I had a chance to take my son Thomas sailing on a friend's boat recently as part of a Dallas Brights Family Meetup event.  I would like buy my own sailboat soon but I am reluctant to lock myself into boat slip rental fees at the marina, especially after we just recently managed to rid ourselves of the monthly expense of a rented storage unit.  If I could buy a waterfront house with a slip out back, I would consider it an investment but there are not many opportunities for that here in land-locked Dallas.

Thinking about buying a boat has incentivized me to review my retirement savings plan.  One of the variables you can play with in the online retirement calculators is when you start drawing Social Security.  Do you start claiming payments at the earliest possible age or defer just a few more years so that you can get higher payments for the remainder of your life?

The calculations look very rosy if you wait until age seventy to retire but how realistic is that?  My father and uncle both retired at age sixty-two, the earliest you can claim Social Security.  Another uncle of mine died at age sixty.

So now when I run the calculations, I assume an early retirement instead of late under the assumption that by the time I get to that age I will want to have that option.  This means putting more of my current income into retirement savings and less into a boat.  Disappointing.
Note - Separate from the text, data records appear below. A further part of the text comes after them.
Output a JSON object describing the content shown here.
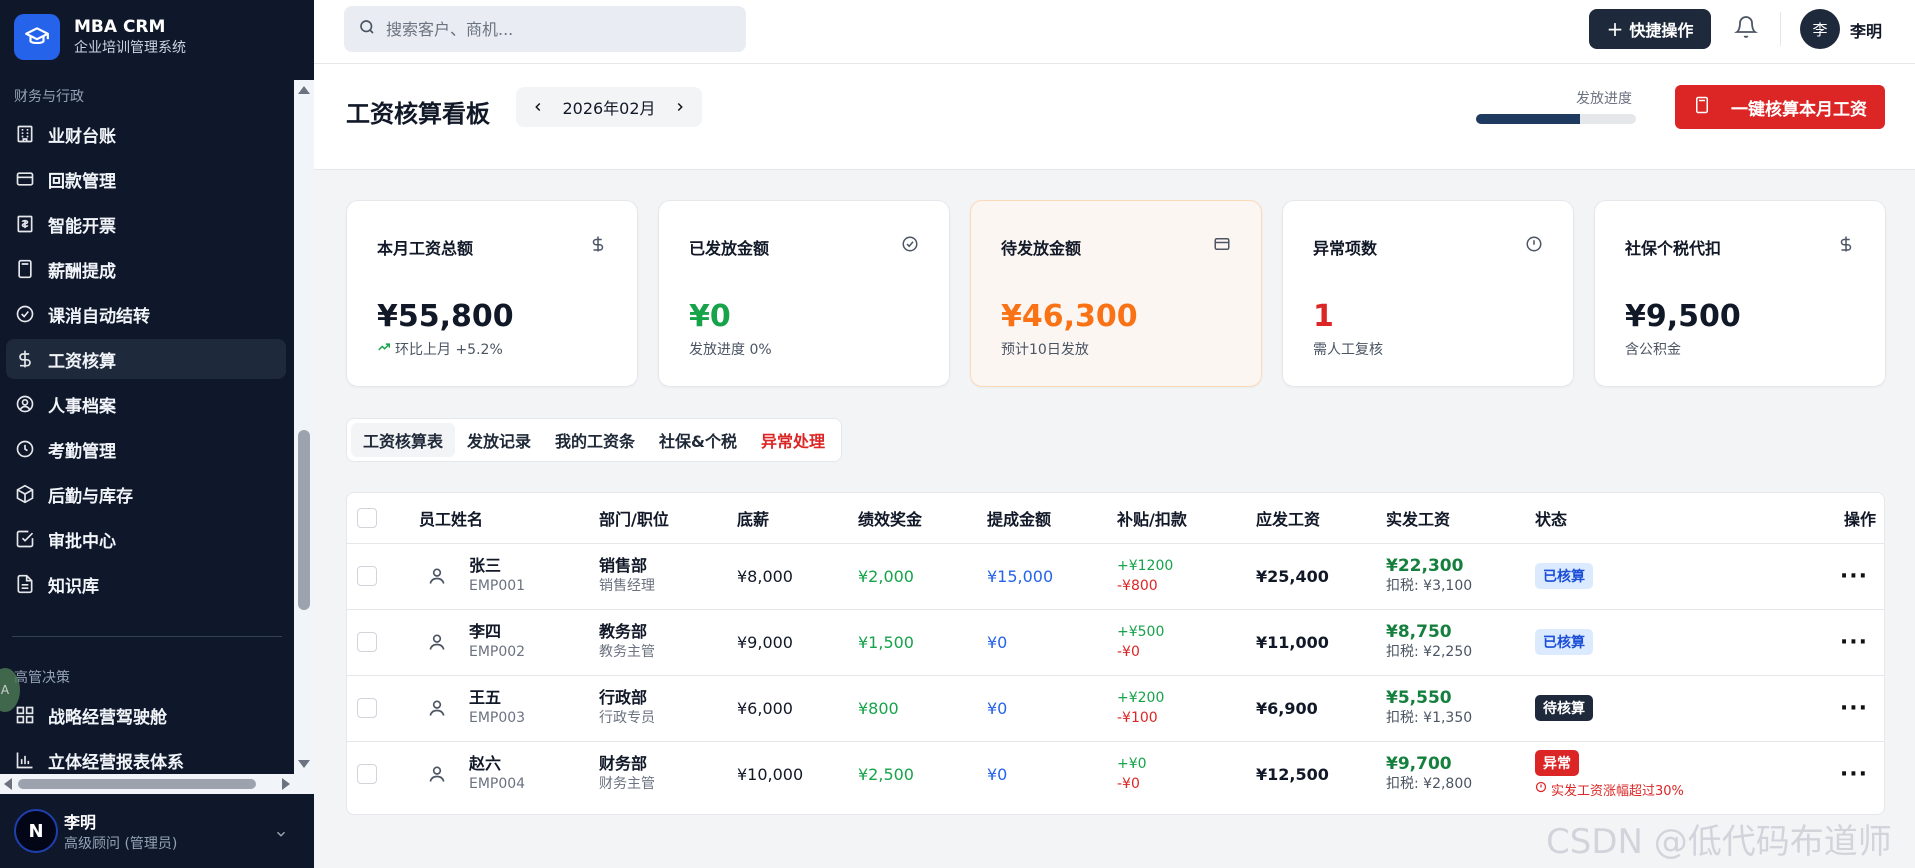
{
  "brand": {
    "name": "MBA CRM",
    "subtitle": "企业培训管理系统"
  },
  "sidebar": {
    "section_finance": "财务与行政",
    "items": [
      {
        "label": "业财台账",
        "icon": "bank-icon"
      },
      {
        "label": "回款管理",
        "icon": "card-icon"
      },
      {
        "label": "智能开票",
        "icon": "invoice-icon"
      },
      {
        "label": "薪酬提成",
        "icon": "calculator-icon"
      },
      {
        "label": "课消自动结转",
        "icon": "check-circle-icon"
      },
      {
        "label": "工资核算",
        "icon": "dollar-icon",
        "active": true
      },
      {
        "label": "人事档案",
        "icon": "user-circle-icon"
      },
      {
        "label": "考勤管理",
        "icon": "clock-icon"
      },
      {
        "label": "后勤与库存",
        "icon": "box-icon"
      },
      {
        "label": "审批中心",
        "icon": "checkbox-icon"
      },
      {
        "label": "知识库",
        "icon": "document-icon"
      }
    ],
    "section_exec": "高管决策",
    "exec_items": [
      {
        "label": "战略经营驾驶舱",
        "icon": "grid-icon"
      },
      {
        "label": "立体经营报表体系",
        "icon": "bar-chart-icon"
      }
    ],
    "user": {
      "avatar": "N",
      "name": "李明",
      "role": "高级顾问 (管理员)"
    }
  },
  "topbar": {
    "search_placeholder": "搜索客户、商机...",
    "quick_action": "快捷操作",
    "avatar_text": "李",
    "username": "李明"
  },
  "page": {
    "title": "工资核算看板",
    "month": "2026年02月",
    "progress_label": "发放进度",
    "progress_fraction": 0.65,
    "calc_button": "一键核算本月工资"
  },
  "cards": [
    {
      "title": "本月工资总额",
      "value": "¥55,800",
      "sub": "环比上月 +5.2%",
      "icon": "dollar-icon",
      "color": "#111827"
    },
    {
      "title": "已发放金额",
      "value": "¥0",
      "sub": "发放进度 0%",
      "icon": "check-circle-icon",
      "color": "#16a34a"
    },
    {
      "title": "待发放金额",
      "value": "¥46,300",
      "sub": "预计10日发放",
      "icon": "card-icon",
      "color": "#f97316"
    },
    {
      "title": "异常项数",
      "value": "1",
      "sub": "需人工复核",
      "icon": "alert-circle-icon",
      "color": "#dc2626"
    },
    {
      "title": "社保个税代扣",
      "value": "¥9,500",
      "sub": "含公积金",
      "icon": "dollar-icon",
      "color": "#111827"
    }
  ],
  "tabs": [
    "工资核算表",
    "发放记录",
    "我的工资条",
    "社保&个税",
    "异常处理"
  ],
  "table": {
    "headers": [
      "员工姓名",
      "部门/职位",
      "底薪",
      "绩效奖金",
      "提成金额",
      "补贴/扣款",
      "应发工资",
      "实发工资",
      "状态",
      "操作"
    ],
    "rows": [
      {
        "name": "张三",
        "id": "EMP001",
        "dept": "销售部",
        "title": "销售经理",
        "base": "¥8,000",
        "bonus": "¥2,000",
        "commission": "¥15,000",
        "allowance": "+¥1200",
        "deduction": "-¥800",
        "gross": "¥25,400",
        "net": "¥22,300",
        "tax": "扣税: ¥3,100",
        "status": "已核算",
        "status_type": "done",
        "warning": ""
      },
      {
        "name": "李四",
        "id": "EMP002",
        "dept": "教务部",
        "title": "教务主管",
        "base": "¥9,000",
        "bonus": "¥1,500",
        "commission": "¥0",
        "allowance": "+¥500",
        "deduction": "-¥0",
        "gross": "¥11,000",
        "net": "¥8,750",
        "tax": "扣税: ¥2,250",
        "status": "已核算",
        "status_type": "done",
        "warning": ""
      },
      {
        "name": "王五",
        "id": "EMP003",
        "dept": "行政部",
        "title": "行政专员",
        "base": "¥6,000",
        "bonus": "¥800",
        "commission": "¥0",
        "allowance": "+¥200",
        "deduction": "-¥100",
        "gross": "¥6,900",
        "net": "¥5,550",
        "tax": "扣税: ¥1,350",
        "status": "待核算",
        "status_type": "pending",
        "warning": ""
      },
      {
        "name": "赵六",
        "id": "EMP004",
        "dept": "财务部",
        "title": "财务主管",
        "base": "¥10,000",
        "bonus": "¥2,500",
        "commission": "¥0",
        "allowance": "+¥0",
        "deduction": "-¥0",
        "gross": "¥12,500",
        "net": "¥9,700",
        "tax": "扣税: ¥2,800",
        "status": "异常",
        "status_type": "abnormal",
        "warning": "实发工资涨幅超过30%"
      }
    ]
  },
  "watermark": "CSDN @低代码布道师"
}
With early retirement comes the risk of running out of money before you and your spouse pass away.  Ideally you would have enough in savings to live indefinitely entirely on just your interest earnings plus Social Security without having to dip into the principal.  Better than that would be to have your retirement funds growing exponentially over time due to the miracle of compound interest.

I got curious about this forever retirement possibility so I ran multiple scenarios through my preferred retirement calculator.  Assuming retirement at age sixty-two, a reasonable retirement income, and a given rate of return on invested retirement savings, I figured out in present day dollars how much one would need to have saved by retirement age to live to one hundred or one thousand without ever running out of money.  Since this value is right at the threshold, saving just a few dollars less than this means that eventually you would run out, most likely after your life expectancy, while just a few dollars more means that your savings could grow without bounds, assuming you lived long enough.

So, small boat now or big boat later?